В нашей семнадцатой (а именно так мы называли свою школу), в которой проработал почти 38 лет, теперь заканчивался учебный год и начинались сплавы по рекам: Белой, Инзеру, Зилиму. Чаще – по Белой. Их было обычно два: короткий – недельный. На нем обкатывали новичков. И большой – пятнадцатидневный, для более опытных и старших школьников.
Но всё не вечно в мироздании… С годами то ли устал, то ли пресытился. Когда в группе 25-30 человек учеников, которых и грести учить, и дрова для костров готовить, баньки на берегу класть, по шкуродёрам в пещерах ползать, бесконечно клеить напрочь изношенные плавсредства, и много чему ещё учить надо. В то время, когда душа рвется на перекат порыбачить.
Одним словом, от сплавов я не отказался, но многолюдье утомляло и постепенно переключился на семейные или дружеские походы.

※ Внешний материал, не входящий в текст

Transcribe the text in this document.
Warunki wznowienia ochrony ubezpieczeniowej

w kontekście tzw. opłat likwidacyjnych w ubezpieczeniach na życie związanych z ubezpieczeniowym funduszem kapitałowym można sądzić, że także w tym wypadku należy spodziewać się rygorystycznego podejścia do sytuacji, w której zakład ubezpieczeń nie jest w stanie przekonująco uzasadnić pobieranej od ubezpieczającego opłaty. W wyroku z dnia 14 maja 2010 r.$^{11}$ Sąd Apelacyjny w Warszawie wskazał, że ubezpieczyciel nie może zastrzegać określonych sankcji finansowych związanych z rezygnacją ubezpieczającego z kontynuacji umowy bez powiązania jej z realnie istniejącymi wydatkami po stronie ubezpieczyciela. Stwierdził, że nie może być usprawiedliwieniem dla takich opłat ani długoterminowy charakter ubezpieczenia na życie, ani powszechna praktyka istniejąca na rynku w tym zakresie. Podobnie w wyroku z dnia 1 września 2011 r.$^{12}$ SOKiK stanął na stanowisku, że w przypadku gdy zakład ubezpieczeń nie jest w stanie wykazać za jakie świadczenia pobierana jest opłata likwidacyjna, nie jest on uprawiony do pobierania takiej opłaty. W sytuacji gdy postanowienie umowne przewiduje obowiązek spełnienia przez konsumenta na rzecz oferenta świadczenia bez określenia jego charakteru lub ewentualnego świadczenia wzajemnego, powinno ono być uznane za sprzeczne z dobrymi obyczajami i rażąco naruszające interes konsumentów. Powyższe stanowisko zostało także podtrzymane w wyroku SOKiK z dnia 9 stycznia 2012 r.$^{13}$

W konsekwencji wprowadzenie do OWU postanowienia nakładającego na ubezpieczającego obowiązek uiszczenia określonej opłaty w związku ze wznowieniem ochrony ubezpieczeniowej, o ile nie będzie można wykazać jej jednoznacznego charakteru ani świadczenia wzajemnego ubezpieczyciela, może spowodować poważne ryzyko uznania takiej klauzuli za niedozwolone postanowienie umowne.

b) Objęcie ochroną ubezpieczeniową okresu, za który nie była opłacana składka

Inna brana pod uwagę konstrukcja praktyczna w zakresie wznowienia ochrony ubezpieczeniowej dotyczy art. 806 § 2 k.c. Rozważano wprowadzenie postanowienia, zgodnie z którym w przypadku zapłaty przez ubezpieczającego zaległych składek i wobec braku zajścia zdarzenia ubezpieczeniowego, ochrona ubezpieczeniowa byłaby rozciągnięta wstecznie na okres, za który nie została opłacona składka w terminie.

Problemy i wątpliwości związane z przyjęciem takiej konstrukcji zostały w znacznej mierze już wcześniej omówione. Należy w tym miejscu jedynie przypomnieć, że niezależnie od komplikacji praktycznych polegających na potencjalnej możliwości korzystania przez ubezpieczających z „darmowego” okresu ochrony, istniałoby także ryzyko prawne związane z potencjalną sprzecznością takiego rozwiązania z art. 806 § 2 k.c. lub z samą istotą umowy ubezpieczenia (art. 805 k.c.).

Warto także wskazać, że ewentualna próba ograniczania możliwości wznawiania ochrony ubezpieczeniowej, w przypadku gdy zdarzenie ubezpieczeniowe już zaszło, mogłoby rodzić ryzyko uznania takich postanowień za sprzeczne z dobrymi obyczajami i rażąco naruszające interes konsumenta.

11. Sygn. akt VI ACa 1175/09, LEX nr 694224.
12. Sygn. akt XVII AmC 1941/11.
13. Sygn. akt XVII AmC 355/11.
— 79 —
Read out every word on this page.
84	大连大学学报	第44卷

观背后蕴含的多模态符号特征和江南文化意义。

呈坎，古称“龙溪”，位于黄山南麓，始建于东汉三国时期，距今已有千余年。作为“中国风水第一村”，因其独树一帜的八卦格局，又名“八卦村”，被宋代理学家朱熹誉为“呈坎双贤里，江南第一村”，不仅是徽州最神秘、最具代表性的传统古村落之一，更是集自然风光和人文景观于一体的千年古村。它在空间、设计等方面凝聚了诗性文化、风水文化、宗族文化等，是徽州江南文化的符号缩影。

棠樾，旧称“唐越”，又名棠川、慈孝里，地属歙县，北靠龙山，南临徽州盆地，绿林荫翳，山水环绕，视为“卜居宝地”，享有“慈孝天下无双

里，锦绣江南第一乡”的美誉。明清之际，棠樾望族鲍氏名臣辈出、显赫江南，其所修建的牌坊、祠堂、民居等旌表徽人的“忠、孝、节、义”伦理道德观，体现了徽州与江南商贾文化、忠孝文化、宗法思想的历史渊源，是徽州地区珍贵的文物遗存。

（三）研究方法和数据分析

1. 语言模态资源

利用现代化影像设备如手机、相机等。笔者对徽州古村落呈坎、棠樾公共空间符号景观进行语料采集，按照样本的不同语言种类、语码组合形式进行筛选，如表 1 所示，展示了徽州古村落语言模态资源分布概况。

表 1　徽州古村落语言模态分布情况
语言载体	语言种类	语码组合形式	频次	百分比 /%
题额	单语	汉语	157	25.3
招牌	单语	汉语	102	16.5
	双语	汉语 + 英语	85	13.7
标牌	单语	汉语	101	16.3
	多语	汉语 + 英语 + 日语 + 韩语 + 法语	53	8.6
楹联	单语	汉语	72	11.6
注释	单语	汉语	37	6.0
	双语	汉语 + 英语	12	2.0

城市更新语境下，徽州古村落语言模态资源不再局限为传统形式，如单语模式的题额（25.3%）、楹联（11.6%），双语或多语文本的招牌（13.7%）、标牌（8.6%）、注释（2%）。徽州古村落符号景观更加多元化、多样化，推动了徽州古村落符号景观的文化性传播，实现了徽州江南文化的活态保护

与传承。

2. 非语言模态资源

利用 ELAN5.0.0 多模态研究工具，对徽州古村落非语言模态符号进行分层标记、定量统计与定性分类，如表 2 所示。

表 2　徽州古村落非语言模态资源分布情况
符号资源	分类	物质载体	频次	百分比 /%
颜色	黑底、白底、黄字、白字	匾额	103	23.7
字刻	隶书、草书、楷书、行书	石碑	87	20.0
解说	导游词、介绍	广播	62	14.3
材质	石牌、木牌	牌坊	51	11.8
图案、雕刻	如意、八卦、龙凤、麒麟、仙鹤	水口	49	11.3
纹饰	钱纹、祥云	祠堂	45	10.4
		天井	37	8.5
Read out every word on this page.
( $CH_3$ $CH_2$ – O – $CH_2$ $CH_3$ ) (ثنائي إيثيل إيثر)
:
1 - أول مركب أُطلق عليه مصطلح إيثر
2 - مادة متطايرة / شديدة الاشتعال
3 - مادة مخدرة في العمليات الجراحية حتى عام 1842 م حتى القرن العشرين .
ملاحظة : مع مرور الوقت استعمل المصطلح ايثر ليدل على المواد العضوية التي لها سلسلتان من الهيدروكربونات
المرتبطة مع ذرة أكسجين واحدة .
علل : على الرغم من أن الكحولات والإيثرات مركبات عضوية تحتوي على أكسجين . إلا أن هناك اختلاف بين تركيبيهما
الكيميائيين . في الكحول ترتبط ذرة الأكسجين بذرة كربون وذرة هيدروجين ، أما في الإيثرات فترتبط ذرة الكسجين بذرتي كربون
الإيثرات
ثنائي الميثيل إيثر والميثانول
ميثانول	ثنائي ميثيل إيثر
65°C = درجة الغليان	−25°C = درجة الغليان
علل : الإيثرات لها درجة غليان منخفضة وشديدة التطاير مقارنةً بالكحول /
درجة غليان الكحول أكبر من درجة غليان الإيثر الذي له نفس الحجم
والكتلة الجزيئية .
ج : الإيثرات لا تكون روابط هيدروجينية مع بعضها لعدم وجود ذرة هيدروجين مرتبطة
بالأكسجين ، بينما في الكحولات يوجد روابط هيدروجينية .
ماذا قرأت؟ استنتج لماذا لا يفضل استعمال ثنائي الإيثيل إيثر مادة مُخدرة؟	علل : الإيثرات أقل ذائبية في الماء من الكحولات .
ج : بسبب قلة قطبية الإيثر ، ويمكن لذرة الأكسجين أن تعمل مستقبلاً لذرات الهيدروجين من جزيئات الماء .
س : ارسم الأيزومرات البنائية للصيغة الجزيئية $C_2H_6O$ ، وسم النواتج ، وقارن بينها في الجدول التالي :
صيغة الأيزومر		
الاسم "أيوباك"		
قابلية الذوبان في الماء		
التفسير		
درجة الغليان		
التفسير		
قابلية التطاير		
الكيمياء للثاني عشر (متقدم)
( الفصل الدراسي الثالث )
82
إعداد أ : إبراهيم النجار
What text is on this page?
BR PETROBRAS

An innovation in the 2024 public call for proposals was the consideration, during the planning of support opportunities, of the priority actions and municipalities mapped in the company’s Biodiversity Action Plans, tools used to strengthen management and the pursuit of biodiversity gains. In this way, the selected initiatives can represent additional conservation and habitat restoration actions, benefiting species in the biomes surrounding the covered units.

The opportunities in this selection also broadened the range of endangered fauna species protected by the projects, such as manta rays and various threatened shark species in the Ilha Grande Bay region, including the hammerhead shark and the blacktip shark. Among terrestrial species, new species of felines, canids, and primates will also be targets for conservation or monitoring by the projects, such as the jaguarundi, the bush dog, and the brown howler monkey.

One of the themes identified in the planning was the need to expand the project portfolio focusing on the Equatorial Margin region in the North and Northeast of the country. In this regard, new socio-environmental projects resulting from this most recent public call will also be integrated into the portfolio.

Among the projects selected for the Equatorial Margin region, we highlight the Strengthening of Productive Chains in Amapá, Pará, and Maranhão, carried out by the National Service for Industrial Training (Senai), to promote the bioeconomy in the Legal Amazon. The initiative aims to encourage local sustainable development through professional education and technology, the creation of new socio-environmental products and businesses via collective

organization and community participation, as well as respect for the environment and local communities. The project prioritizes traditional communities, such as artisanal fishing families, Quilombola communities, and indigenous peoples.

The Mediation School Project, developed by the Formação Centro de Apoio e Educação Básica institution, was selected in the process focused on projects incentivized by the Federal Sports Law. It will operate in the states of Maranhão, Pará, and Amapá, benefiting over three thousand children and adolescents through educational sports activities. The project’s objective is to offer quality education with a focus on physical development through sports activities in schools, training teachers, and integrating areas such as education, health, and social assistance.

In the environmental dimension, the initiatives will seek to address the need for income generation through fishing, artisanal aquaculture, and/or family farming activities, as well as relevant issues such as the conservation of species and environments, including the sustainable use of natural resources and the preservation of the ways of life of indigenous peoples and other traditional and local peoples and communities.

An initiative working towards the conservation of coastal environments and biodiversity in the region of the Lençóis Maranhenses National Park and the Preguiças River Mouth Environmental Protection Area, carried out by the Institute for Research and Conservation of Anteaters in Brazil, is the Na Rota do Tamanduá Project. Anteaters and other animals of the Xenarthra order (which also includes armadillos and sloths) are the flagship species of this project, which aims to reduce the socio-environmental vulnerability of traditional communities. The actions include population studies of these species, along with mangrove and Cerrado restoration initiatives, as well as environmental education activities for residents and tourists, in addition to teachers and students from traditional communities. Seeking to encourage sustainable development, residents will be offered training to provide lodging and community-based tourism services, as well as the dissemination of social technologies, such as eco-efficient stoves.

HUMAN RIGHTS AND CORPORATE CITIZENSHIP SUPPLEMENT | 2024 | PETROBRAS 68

Короткий маршрут, экипаж 2-5 человек. Минимум гребли, максимум днёвок. Рыбные места. И за неделю – максимум отдыха и адреналина.
В один из таких походов собрались мы с одноклассником Колей Батуриным, с собой взяли старших дочерей. По поводу девчонок-девятиклассниц сомнений не было. Колькина Оксана-спортсменка, на сплавах бывала. Про свою Ирину вообще разговоров нет: к лесу вместе с младшей Наташей с малолетства приучены. И на сплавы, и на рыбалку постоянно с собой брал.
Сплавсредство у меня было тихоходное, но хорошее - шестиместный ПСН (плот спасательный надувной). На четверых человек - куда с добром! Под ложечкой сосало лишь одно: Колька в очередной раз запил. Именно это не давало мне покоя, а ещё больше угнетало его жену Надежду.
-Женька, -умоляла она меня, -хоть на недельку выдерни его на природу. Может, свежим воздухом подышит, порыбачит да опомнится. А то ведь житья никакого нет!
«Житья не было» и первый день сплава. Сколько ни искала Надежда в его вещах, не нашла, а заначку Колька все-таки прихватил. Хорошо хоть первый переход был коротким: надо было сплавиться на несколько километров от деревни, вблизи которой стартовали. Николай прикладывался к бутылке, пел песни, шутил невпопад. Толку от него не было ни на воде, ни у костра. На вечернюю рыбалку я его просто не взял. Когда же поздно вечером я добрёл до стоянки, все ахнули, увидев мой улов. Теперь весело стало нам, а Батурин, погрузившись в угрюмую кручину, обиженный поплелся в палатку.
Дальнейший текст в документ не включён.